The synthetic organization, part 1

pencil by Paul Worthington

I had dinner last night with my friend,
Mark Minie, who has a tremendous range of experience in immunology, high tech and biotech. While these are always wide ranging discussions last night’s had some special resonance (e.g. WBBA, indirect costs at the UW, the paradigm shifting activities of Craig Venter, the boundary moving work of WALL-E).

The confluence of these topics, along with a host of others, led me to reflect on the changes that will take place in organizations that are supposed to support and germinate creativity.

Industrial and academic approaches towards teaching, learning and understanding have been analytical for most of the last century – breaking complex processes down into simpler units and then working to understand them. These approaches have been very successful, producing many of the scientific advances we now enjoy.

But we are more and more entering a time where synthesis (the Greek words making up synthesis accurately describe just what it is) becomes paramount. Modern organizational approaches have not been as successful here, mainly because synthesis requires a social aspect that is often not supported in academia, or in much of industry, at least the biotech industry.

Analysis can be accomplished by a single lecturer talking to a large group, breaking down complex knowledge into bite-size bits for the students. Synthesis is almost the reverse, the bite-size portions are built back up, to be used by the group to create knowledge. Few academic organizations can accomplish this easily.

Venter, throughout most of his career, has taken synthetic approaches to solving scientific questions. Others were isolating single DNA fragments individually from entire genomes(some with genes and some without), laboriously determining where on the chromosome the sequence resided, then what the actual sequence was in detail and then trying to determine just what the sequence did, if anything.

Venter cloned large numbers of gene fragments directly, rapidly sequenced them, then used computer programs to put all the pieces together and went from there.

He built up his knowledge from many different, small pieces in order to understand. His shotgun approaches revolutionized the manner by which the human genome was characterized and still has ramifications today.
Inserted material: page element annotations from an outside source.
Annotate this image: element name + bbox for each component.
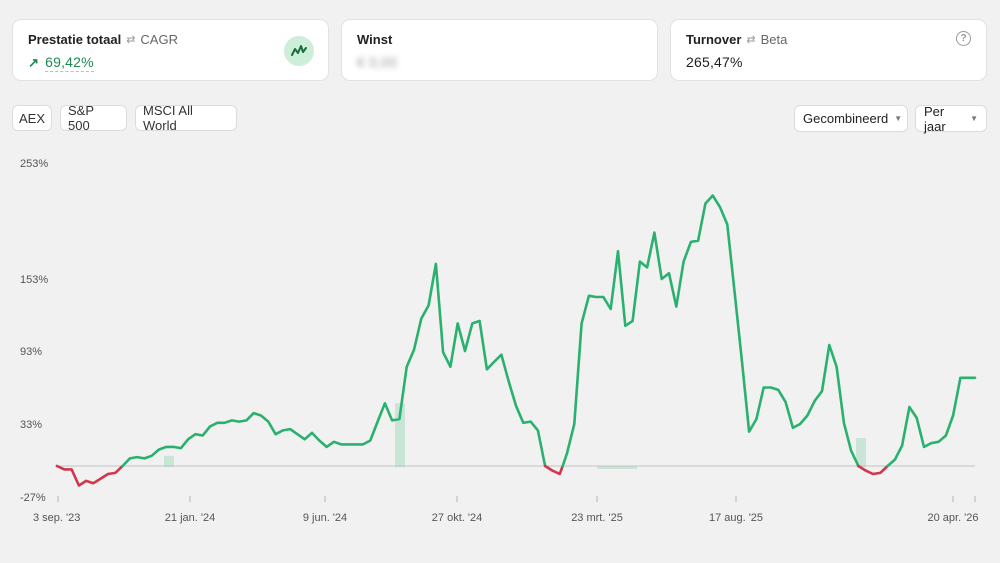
performance-number: 69,42% [45, 54, 94, 72]
highlight-band [395, 403, 405, 468]
x-tick-label: 17 aug. '25 [709, 512, 763, 524]
series-segment-negative [857, 464, 889, 476]
x-tick-label: 21 jan. '24 [165, 512, 215, 524]
chevron-down-icon: ▼ [894, 114, 903, 123]
highlight-band [164, 455, 174, 468]
highlight-band [856, 438, 866, 468]
series-segment-positive [121, 262, 547, 468]
profit-label: Winst [357, 32, 393, 47]
performance-chart[interactable]: 253% 153% 93% 33% -27% 3 sep. '23 21 jan. '24… [0, 140, 1000, 530]
performance-label: Prestatie totaal [28, 32, 122, 47]
chevron-down-icon: ▼ [970, 114, 978, 123]
x-axis: 3 sep. '23 21 jan. '24 9 jun. '24 27 okt. '… [33, 496, 979, 524]
y-tick-label: 33% [20, 419, 42, 431]
x-tick-label: 20 apr. '26 [927, 512, 978, 524]
y-tick-label: -27% [20, 492, 46, 504]
performance-value: ↗ 69,42% [28, 54, 94, 72]
profit-value: € 0,00 [357, 54, 398, 70]
x-tick-label: 23 mrt. '25 [571, 512, 623, 524]
benchmark-aex-button[interactable]: AEX [12, 105, 52, 131]
turnover-label: Turnover [686, 32, 742, 47]
x-tick-label: 27 okt. '24 [432, 512, 482, 524]
help-icon[interactable]: ? [956, 31, 971, 46]
period-select-value: Per jaar [924, 103, 946, 134]
turnover-card: Turnover ⇄ Beta 265,47% ? [670, 19, 987, 81]
highlight-bands [164, 403, 866, 469]
performance-label-row[interactable]: Prestatie totaal ⇄ CAGR [28, 32, 178, 47]
trend-icon [291, 45, 307, 56]
series-segment-negative [543, 464, 565, 476]
beta-label: Beta [760, 32, 788, 47]
swap-icon: ⇄ [126, 34, 136, 46]
trend-chart-button[interactable] [284, 36, 314, 66]
y-tick-label: 153% [20, 274, 48, 286]
turnover-value: 265,47% [686, 54, 743, 70]
turnover-label-row[interactable]: Turnover ⇄ Beta [686, 32, 787, 47]
benchmark-msci-button[interactable]: MSCI All World [135, 103, 237, 133]
series-segment-positive [561, 194, 860, 468]
cagr-label: CAGR [140, 32, 178, 47]
x-tick-label: 3 sep. '23 [33, 512, 80, 524]
swap-icon: ⇄ [746, 34, 756, 46]
series-segment-positive [886, 376, 977, 468]
benchmark-sp500-button[interactable]: S&P 500 [60, 103, 127, 133]
y-tick-label: 253% [20, 158, 48, 170]
y-tick-label: 93% [20, 346, 42, 358]
highlight-band [597, 466, 637, 469]
performance-card: Prestatie totaal ⇄ CAGR ↗ 69,42% [12, 19, 329, 81]
mode-select[interactable]: Gecombineerd ▼ [794, 105, 908, 132]
period-select[interactable]: Per jaar ▼ [915, 103, 987, 134]
series-segment-negative [55, 464, 124, 487]
performance-series [55, 194, 977, 487]
y-axis: 253% 153% 93% 33% -27% [20, 158, 48, 504]
x-tick-label: 9 jun. '24 [303, 512, 347, 524]
profit-card: Winst € 0,00 [341, 19, 658, 81]
arrow-up-right-icon: ↗ [28, 55, 40, 70]
mode-select-value: Gecombineerd [803, 111, 889, 126]
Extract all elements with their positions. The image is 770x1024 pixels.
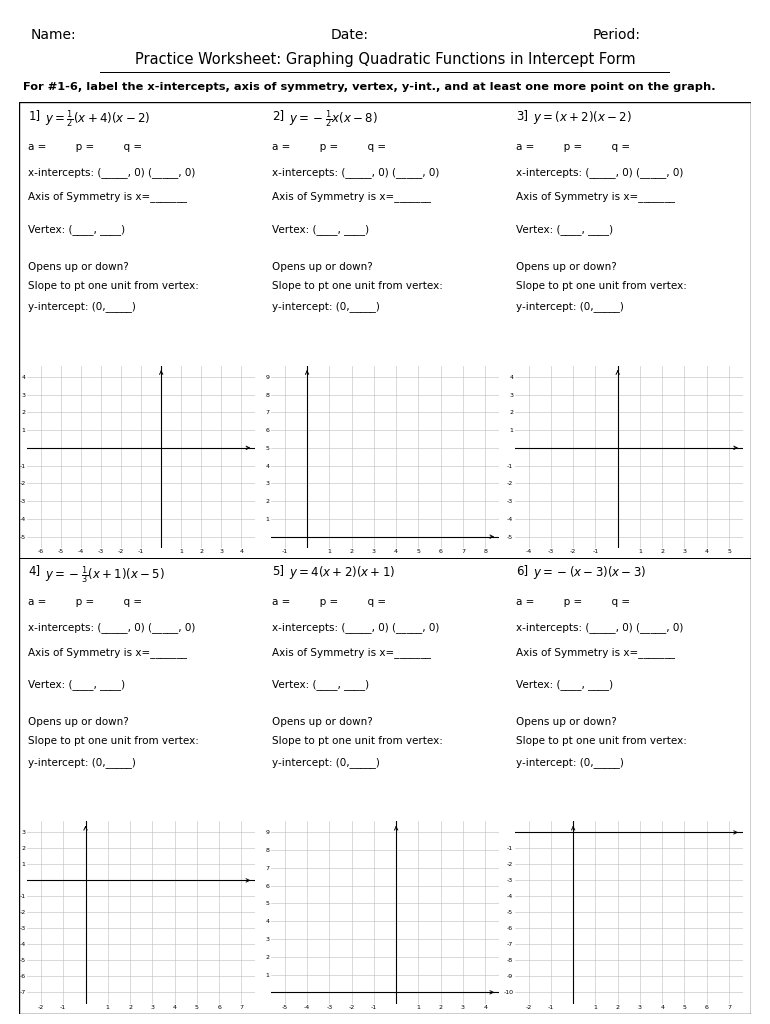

But his approach, putting the pieces together to determine the whole, was met with a lot of controversy. Synthesis was just not a model for doing biological research. His work, and that of many others who understood the importance of this approach, was disruptive and paradigm-shifting.

Most organizations are great at analysis but few seem to do synthesis well. Yet, many of the problems we face today (i.e. climate change, energy use, cancer therapies) are synthetic in nature (pun intended). How does one create an environment that fosters synthesis?

Pixar is an example. Harvard Business Online has a great article detailing just how different Pixar is from every other movie studio. It has been able to maintain its innovative culture and keep its creative talent from leaving, all while delivering nine hit movies in a row.